Alexander Hamilton hat gut lachen bei all den Stablecoins. Großaufnahme eines 10-Dollar-Scheins. Bild von Eli Christman via flickr.com. Lizenz: Creative Commons

Blockchain-Token, deren Wert wie bei Tether oder DAI an eine Fiat-Währung wie Dollar gebunden ist, nennt man üblicherweise Stablecoin. Nichts könnte irreführender sein – und Händler sollten beginnen, die Konsequenz daraus zu ziehen.

2020 ist das Jahr der Stablecoins. Der stärkste Stablecoin, der Tether-Dollar, ist mit beinah 10 Milliarden Dollar Marktkapitalisierung die viertgrößte Kryptowährung, gefolgt von USDC, Paxos und DAI, die zusammen noch gut 1,5 Milliarden Dollar aufbringen. So gut wie kein anderes digitales Asset auf einer Blockchain ist so schnell aufgestiegen wie Stablecoins und erreicht ein so hohes Volumen auf den Börsen.

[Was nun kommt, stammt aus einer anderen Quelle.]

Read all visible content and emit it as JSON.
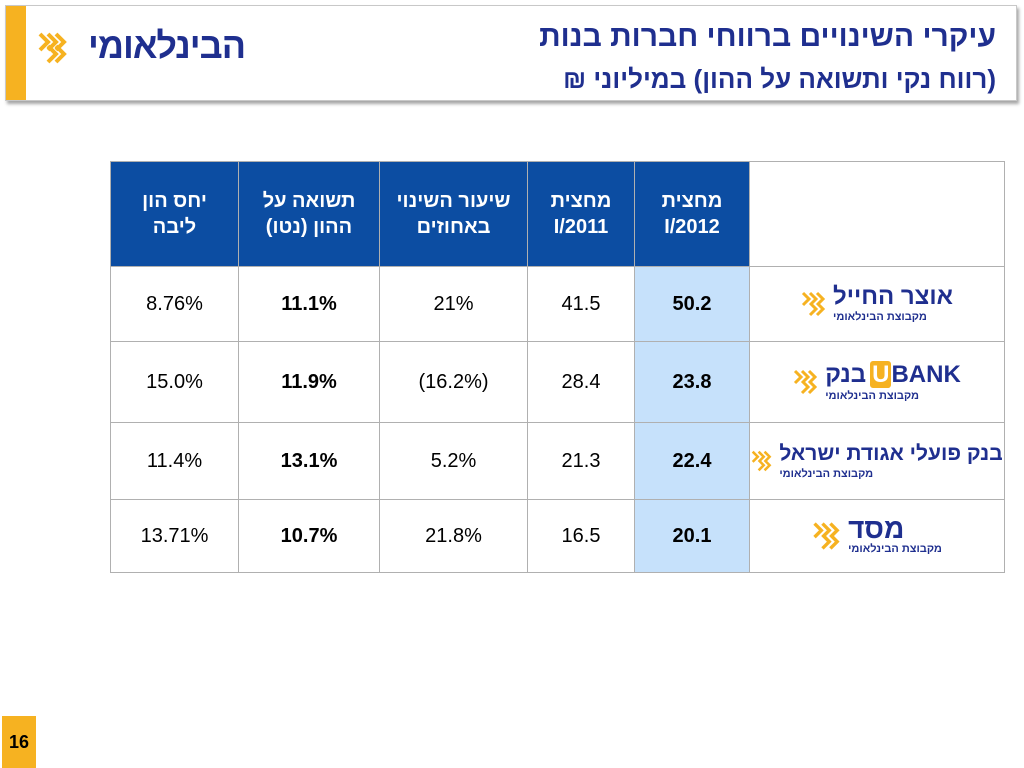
{
  "header": {
    "title_line1": "עיקרי השינויים ברווחי חברות בנות",
    "title_line2": "(רווח נקי ותשואה על ההון) במיליוני ₪",
    "brand_name": "הבינלאומי"
  },
  "table": {
    "columns": [
      "מחצית I/2012",
      "מחצית I/2011",
      "שיעור השינוי באחוזים",
      "תשואה על ההון (נטו)",
      "יחס הון ליבה"
    ],
    "col_2012_line1": "מחצית",
    "col_2012_line2": "I/2012",
    "col_2011_line1": "מחצית",
    "col_2011_line2": "I/2011",
    "col_chg_line1": "שיעור השינוי",
    "col_chg_line2": "באחוזים",
    "col_roe_line1": "תשואה על",
    "col_roe_line2": "ההון (נטו)",
    "col_cap_line1": "יחס הון",
    "col_cap_line2": "ליבה",
    "rows": [
      {
        "bank": "אוצר החייל",
        "bank_sub": "מקבוצת הבינלאומי",
        "h1_2012": "50.2",
        "h1_2011": "41.5",
        "change": "21%",
        "roe": "11.1%",
        "core_capital": "8.76%"
      },
      {
        "bank": "בנק",
        "bank_brand": "BANK",
        "bank_brand_u": "U",
        "bank_sub": "מקבוצת הבינלאומי",
        "h1_2012": "23.8",
        "h1_2011": "28.4",
        "change": "(16.2%)",
        "roe": "11.9%",
        "core_capital": "15.0%"
      },
      {
        "bank": "בנק פועלי אגודת ישראל",
        "bank_sub": "מקבוצת הבינלאומי",
        "h1_2012": "22.4",
        "h1_2011": "21.3",
        "change": "5.2%",
        "roe": "13.1%",
        "core_capital": "11.4%"
      },
      {
        "bank": "מסד",
        "bank_sub": "מקבוצת הבינלאומי",
        "h1_2012": "20.1",
        "h1_2011": "16.5",
        "change": "21.8%",
        "roe": "10.7%",
        "core_capital": "13.71%"
      }
    ]
  },
  "page_number": "16",
  "colors": {
    "brand_blue": "#1f2f8f",
    "header_cell_blue": "#0c4da2",
    "highlight_cell": "#c6e1fb",
    "accent_orange": "#f6b221"
  },
  "icons": [
    "knot-logo-icon"
  ]
}
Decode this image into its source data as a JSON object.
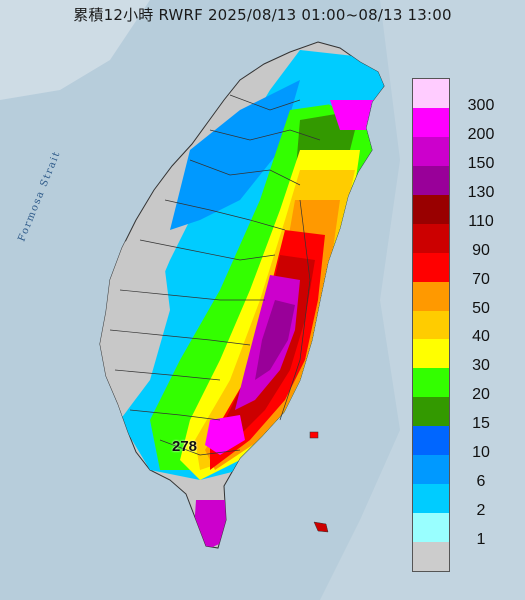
{
  "title": "累積12小時 RWRF 2025/08/13 01:00~08/13 13:00",
  "strait_label": "Formosa Strait",
  "peak_label": "278",
  "legend": {
    "items": [
      {
        "label": "300",
        "color": "#ffccff"
      },
      {
        "label": "200",
        "color": "#ff00ff"
      },
      {
        "label": "150",
        "color": "#cc00cc"
      },
      {
        "label": "130",
        "color": "#990099"
      },
      {
        "label": "110",
        "color": "#990000"
      },
      {
        "label": "90",
        "color": "#cc0000"
      },
      {
        "label": "70",
        "color": "#ff0000"
      },
      {
        "label": "50",
        "color": "#ff9900"
      },
      {
        "label": "40",
        "color": "#ffcc00"
      },
      {
        "label": "30",
        "color": "#ffff00"
      },
      {
        "label": "20",
        "color": "#33ff00"
      },
      {
        "label": "15",
        "color": "#339900"
      },
      {
        "label": "10",
        "color": "#0066ff"
      },
      {
        "label": "6",
        "color": "#0099ff"
      },
      {
        "label": "2",
        "color": "#00ccff"
      },
      {
        "label": "1",
        "color": "#99ffff"
      },
      {
        "label": "",
        "color": "#cccccc"
      }
    ]
  }
}
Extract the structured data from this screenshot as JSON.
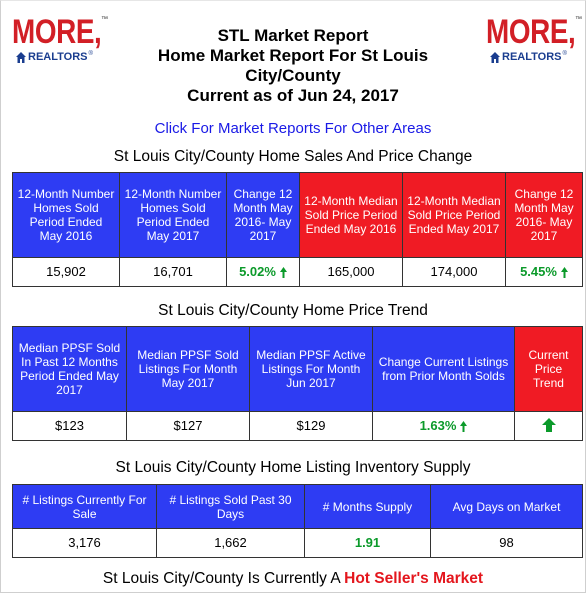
{
  "logo": {
    "text": "MORE",
    "tm": "™",
    "sub": "REALTORS",
    "reg": "®"
  },
  "header": {
    "line1": "STL Market Report",
    "line2": "Home Market Report For St Louis",
    "line3": "City/County",
    "line4": "Current as of Jun 24, 2017"
  },
  "link_text": "Click For Market Reports For Other Areas",
  "sales": {
    "title": "St Louis City/County Home Sales And Price Change",
    "headers": [
      "12-Month Number Homes Sold Period Ended May 2016",
      "12-Month Number Homes Sold Period Ended May 2017",
      "Change 12 Month May 2016- May 2017",
      "12-Month Median Sold Price Period Ended May 2016",
      "12-Month Median Sold Price Period Ended May 2017",
      "Change 12 Month May 2016- May 2017"
    ],
    "values": [
      "15,902",
      "16,701",
      "5.02%",
      "165,000",
      "174,000",
      "5.45%"
    ]
  },
  "trend": {
    "title": "St Louis City/County Home Price Trend",
    "headers": [
      "Median PPSF Sold In Past 12 Months Period Ended May 2017",
      "Median PPSF Sold Listings For Month May 2017",
      "Median PPSF Active Listings For Month Jun 2017",
      "Change Current Listings from Prior Month Solds",
      "Current Price Trend"
    ],
    "values": [
      "$123",
      "$127",
      "$129",
      "1.63%"
    ]
  },
  "inventory": {
    "title": "St Louis City/County Home Listing Inventory Supply",
    "headers": [
      "# Listings Currently For Sale",
      "# Listings Sold Past 30 Days",
      "# Months Supply",
      "Avg Days on Market"
    ],
    "values": [
      "3,176",
      "1,662",
      "1.91",
      "98"
    ]
  },
  "bottom": {
    "prefix": "St Louis City/County Is Currently A ",
    "highlight": "Hot Seller's Market"
  },
  "colors": {
    "blue": "#2e3cf3",
    "red": "#f01b24",
    "green": "#0b9a2a",
    "link": "#1a1ae6",
    "logo_red": "#d21f26",
    "logo_blue": "#1a3d8f"
  },
  "icons": [
    "house-icon",
    "up-arrow-icon"
  ]
}
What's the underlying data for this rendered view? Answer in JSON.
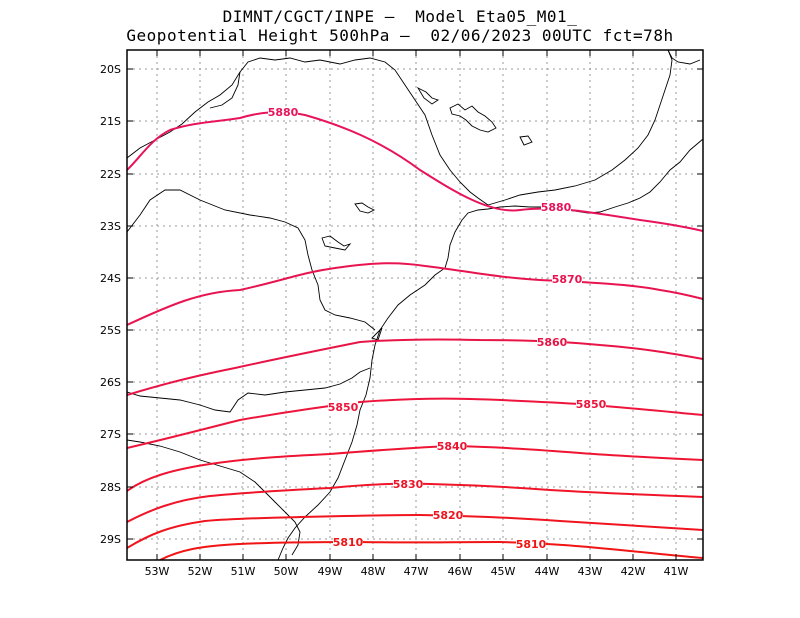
{
  "title_line1": "DIMNT/CGCT/INPE –  Model Eta05_M01_",
  "title_line2": "Geopotential Height 500hPa –  02/06/2023 00UTC fct=78h",
  "x_ticks": [
    "53W",
    "52W",
    "51W",
    "50W",
    "49W",
    "48W",
    "47W",
    "46W",
    "45W",
    "44W",
    "43W",
    "42W",
    "41W"
  ],
  "y_ticks": [
    "20S",
    "21S",
    "22S",
    "23S",
    "24S",
    "25S",
    "26S",
    "27S",
    "28S",
    "29S"
  ],
  "contour_colors": {
    "5880": "#e8145a",
    "5870": "#e81450",
    "5860": "#e81446",
    "5850": "#ee143c",
    "5840": "#ee1432",
    "5830": "#f01428",
    "5820": "#f0141e",
    "5810": "#f01414"
  },
  "contour_labels": {
    "c5880a": "5880",
    "c5880b": "5880",
    "c5870": "5870",
    "c5860": "5860",
    "c5850a": "5850",
    "c5850b": "5850",
    "c5840": "5840",
    "c5830": "5830",
    "c5820": "5820",
    "c5810a": "5810",
    "c5810b": "5810"
  }
}
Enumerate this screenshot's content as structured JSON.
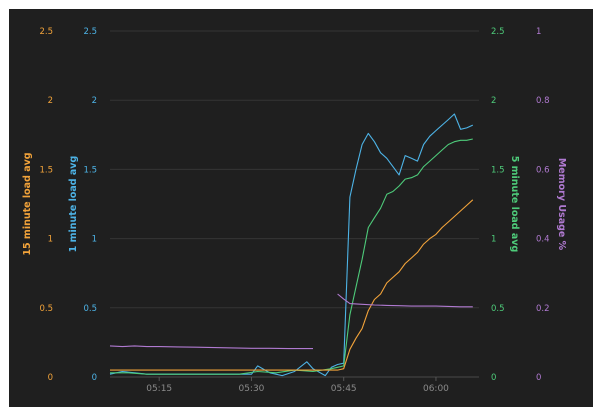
{
  "chart_data": {
    "type": "line",
    "x_ticks": [
      "05:15",
      "05:30",
      "05:45",
      "06:00"
    ],
    "x_range": [
      "05:07",
      "06:07"
    ],
    "axes": {
      "load15": {
        "label": "15 minute load avg",
        "ticks": [
          "0",
          "0.5",
          "1",
          "1.5",
          "2",
          "2.5"
        ],
        "range": [
          0,
          2.5
        ],
        "color": "#f2a33a",
        "side": "left"
      },
      "load1": {
        "label": "1 minute load avg",
        "ticks": [
          "0",
          "0.5",
          "1",
          "1.5",
          "2",
          "2.5"
        ],
        "range": [
          0,
          2.5
        ],
        "color": "#4db3e6",
        "side": "left"
      },
      "load5": {
        "label": "5 minute load avg",
        "ticks": [
          "0",
          "0.5",
          "1",
          "1.5",
          "2",
          "2.5"
        ],
        "range": [
          0,
          2.5
        ],
        "color": "#4ecb7a",
        "side": "right"
      },
      "memory": {
        "label": "Memory Usage %",
        "ticks": [
          "0",
          "0.2",
          "0.4",
          "0.6",
          "0.8",
          "1"
        ],
        "range": [
          0,
          1
        ],
        "color": "#b07ad1",
        "side": "right"
      }
    },
    "grid": true,
    "background": "#1f1f1f",
    "series": [
      {
        "name": "1 minute load avg",
        "axis": "load1",
        "color": "#4db3e6",
        "x": [
          "05:07",
          "05:09",
          "05:11",
          "05:13",
          "05:15",
          "05:18",
          "05:21",
          "05:24",
          "05:27",
          "05:30",
          "05:31",
          "05:33",
          "05:35",
          "05:37",
          "05:39",
          "05:40",
          "05:42",
          "05:43",
          "05:44",
          "05:45",
          "05:46",
          "05:47",
          "05:48",
          "05:49",
          "05:50",
          "05:51",
          "05:52",
          "05:53",
          "05:54",
          "05:55",
          "05:56",
          "05:57",
          "05:58",
          "05:59",
          "06:00",
          "06:01",
          "06:02",
          "06:03",
          "06:04",
          "06:05",
          "06:06"
        ],
        "y": [
          0.02,
          0.04,
          0.03,
          0.02,
          0.02,
          0.02,
          0.02,
          0.02,
          0.02,
          0.02,
          0.08,
          0.03,
          0.01,
          0.04,
          0.11,
          0.06,
          0.01,
          0.07,
          0.09,
          0.1,
          1.3,
          1.5,
          1.68,
          1.76,
          1.7,
          1.62,
          1.58,
          1.52,
          1.46,
          1.6,
          1.58,
          1.56,
          1.68,
          1.74,
          1.78,
          1.82,
          1.86,
          1.9,
          1.79,
          1.8,
          1.82
        ]
      },
      {
        "name": "5 minute load avg",
        "axis": "load5",
        "color": "#4ecb7a",
        "x": [
          "05:07",
          "05:10",
          "05:13",
          "05:16",
          "05:19",
          "05:22",
          "05:25",
          "05:28",
          "05:31",
          "05:34",
          "05:37",
          "05:40",
          "05:43",
          "05:44",
          "05:45",
          "05:46",
          "05:47",
          "05:48",
          "05:49",
          "05:50",
          "05:51",
          "05:52",
          "05:53",
          "05:54",
          "05:55",
          "05:56",
          "05:57",
          "05:58",
          "05:59",
          "06:00",
          "06:01",
          "06:02",
          "06:03",
          "06:04",
          "06:05",
          "06:06"
        ],
        "y": [
          0.03,
          0.03,
          0.02,
          0.02,
          0.02,
          0.02,
          0.02,
          0.02,
          0.04,
          0.03,
          0.05,
          0.04,
          0.06,
          0.07,
          0.08,
          0.45,
          0.65,
          0.85,
          1.08,
          1.15,
          1.22,
          1.32,
          1.34,
          1.38,
          1.43,
          1.44,
          1.46,
          1.52,
          1.56,
          1.6,
          1.64,
          1.68,
          1.7,
          1.71,
          1.71,
          1.72
        ]
      },
      {
        "name": "15 minute load avg",
        "axis": "load15",
        "color": "#f2a33a",
        "x": [
          "05:07",
          "05:10",
          "05:15",
          "05:20",
          "05:25",
          "05:30",
          "05:35",
          "05:40",
          "05:43",
          "05:44",
          "05:45",
          "05:46",
          "05:47",
          "05:48",
          "05:49",
          "05:50",
          "05:51",
          "05:52",
          "05:53",
          "05:54",
          "05:55",
          "05:56",
          "05:57",
          "05:58",
          "05:59",
          "06:00",
          "06:01",
          "06:02",
          "06:03",
          "06:04",
          "06:05",
          "06:06"
        ],
        "y": [
          0.05,
          0.05,
          0.05,
          0.05,
          0.05,
          0.05,
          0.05,
          0.05,
          0.05,
          0.05,
          0.06,
          0.2,
          0.28,
          0.35,
          0.48,
          0.56,
          0.6,
          0.68,
          0.72,
          0.76,
          0.82,
          0.86,
          0.9,
          0.96,
          1.0,
          1.03,
          1.08,
          1.12,
          1.16,
          1.2,
          1.24,
          1.28
        ]
      },
      {
        "name": "Memory Usage %",
        "axis": "memory",
        "color": "#b07ad1",
        "x": [
          "05:07",
          "05:09",
          "05:11",
          "05:13",
          "05:15",
          "05:18",
          "05:21",
          "05:24",
          "05:27",
          "05:30",
          "05:33",
          "05:36",
          "05:39",
          "05:40"
        ],
        "y": [
          0.09,
          0.088,
          0.09,
          0.088,
          0.088,
          0.087,
          0.086,
          0.085,
          0.084,
          0.083,
          0.083,
          0.082,
          0.082,
          0.082
        ],
        "x2": [
          "05:44",
          "05:45",
          "05:46",
          "05:48",
          "05:50",
          "05:52",
          "05:54",
          "05:56",
          "05:58",
          "06:00",
          "06:02",
          "06:04",
          "06:06"
        ],
        "y2": [
          0.24,
          0.225,
          0.212,
          0.21,
          0.208,
          0.207,
          0.206,
          0.205,
          0.205,
          0.205,
          0.204,
          0.203,
          0.203
        ]
      }
    ]
  }
}
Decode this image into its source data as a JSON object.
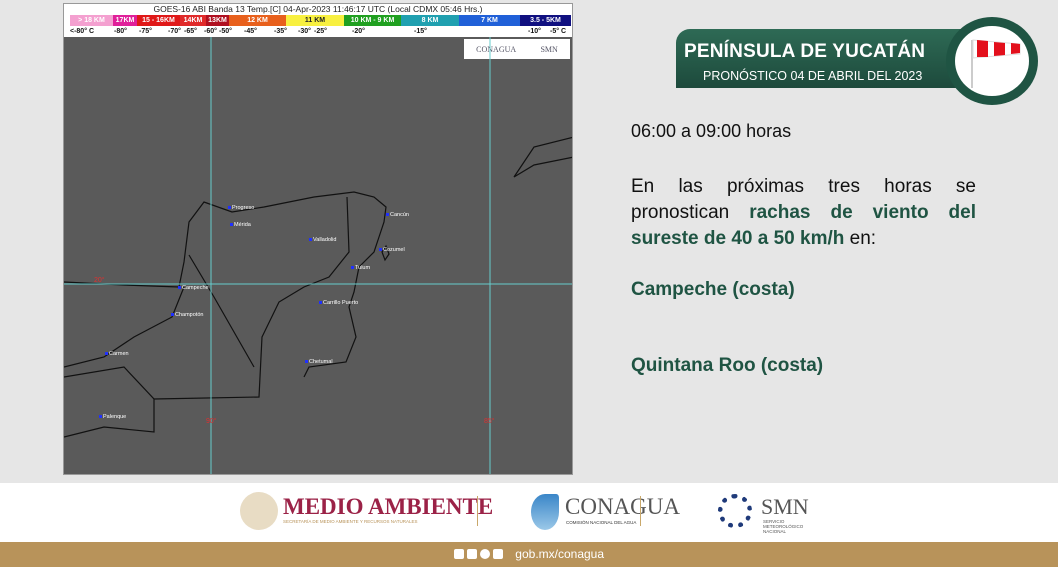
{
  "map": {
    "caption": "GOES-16 ABI Banda 13 Temp.[C] 04-Apr-2023 11:46:17 UTC (Local CDMX  05:46 Hrs.)",
    "scale": [
      {
        "label": "> 18 KM",
        "color": "#f4a0d0"
      },
      {
        "label": "17KM",
        "color": "#e0209a"
      },
      {
        "label": "15 - 16KM",
        "color": "#e01818"
      },
      {
        "label": "14KM",
        "color": "#e02a2a"
      },
      {
        "label": "13KM",
        "color": "#b01020"
      },
      {
        "label": "12 KM",
        "color": "#e8601c"
      },
      {
        "label": "11 KM",
        "color": "#f8f040"
      },
      {
        "label": "10 KM - 9 KM",
        "color": "#20a020"
      },
      {
        "label": "8 KM",
        "color": "#20a0b0"
      },
      {
        "label": "7 KM",
        "color": "#2060d8"
      },
      {
        "label": "3.5 - 5KM",
        "color": "#101080"
      }
    ],
    "temps": [
      "<-80° C",
      "-80°",
      "-75°",
      "-70°",
      "-65°",
      "-60°",
      "-50°",
      "-45°",
      "-35°",
      "-30°",
      "-25°",
      "-20°",
      "-15°",
      "-10°",
      "-5° C"
    ],
    "logo_conagua": "CONAGUA",
    "logo_smn": "SMN",
    "cities": [
      "Progreso",
      "Mérida",
      "Valladolid",
      "Cancún",
      "Cozumel",
      "Tulum",
      "Carrillo Puerto",
      "Campeche",
      "Champotón",
      "Carmen",
      "Chetumal",
      "Palenque"
    ],
    "grid_labels": [
      "20°",
      "90°",
      "85°"
    ]
  },
  "header": {
    "title": "PENÍNSULA DE YUCATÁN",
    "subtitle": "PRONÓSTICO 04 DE ABRIL DEL 2023",
    "icon": "windsock-icon"
  },
  "forecast": {
    "time": "06:00 a 09:00 horas",
    "intro": "En las próximas tres horas se pronostican ",
    "highlight": "rachas de viento del sureste de 40 a 50 km/h",
    "suffix": " en:",
    "regions": [
      "Campeche (costa)",
      "Quintana Roo (costa)"
    ]
  },
  "footer": {
    "medio": "MEDIO AMBIENTE",
    "medio_sub": "SECRETARÍA DE MEDIO AMBIENTE Y RECURSOS NATURALES",
    "conagua": "CONAGUA",
    "conagua_sub": "COMISIÓN NACIONAL DEL AGUA",
    "smn": "SMN",
    "smn_sub": "SERVICIO METEOROLÓGICO NACIONAL",
    "url": "gob.mx/conagua"
  },
  "colors": {
    "green": "#1f5443",
    "gold": "#b8935a",
    "maroon": "#9b2247"
  }
}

Selbst die Kryptoszene, die sich eigentlich verschworen hat, ein besseres Geld zu schaffen, scheint die Stabilität der Stablecoins zu schätzen. Stablecoins werden genutzt, um Werte von Börse zu Börse zu transportieren, um Zahlungen zu begleichen, und so weiter. Manchmal hat man den Eindruck, die Kryptoszene hielte es schon für ausgemacht, dass nicht Kryptowährungen selbst zum Zahlungsmittel und Wertspeicher werden, sondern Stablecoins, die den Dollar oder Euro abbilden.

Ethereum ist stolz darauf, durch den Maker-Smart-Contract einen Stablecoin geschaffen zu haben, auf den meisten Dezentralen Börsen sind Stablecoins eine Basis-Währung, und Plattformen wie Celsius ermuntern User, Stablecoins zu halten, indem sie dafür höhere Zinsen anbieten.

Das Problem ist nur: Stablecoins sind nicht stabil. Ganz im Gegenteil.

Wertverluste durch Stablecoins

Vielleicht sind die angeblichen Stablecoins kurzfristig stabil. Das macht sicherlich die Buchhaltung einfacher. Aber wenn man auch nur mittelfristig denkt, sind sie fürchterliche Wertspeicher. Der Dollar etwa hat im Lauf der letzten drei Monate sieben bis acht Cent gegenüber dem Euro nachgegeben. Im Mai erhielt man für einen Dollar noch 0,92 Euro. Heute sind es 85 Cent.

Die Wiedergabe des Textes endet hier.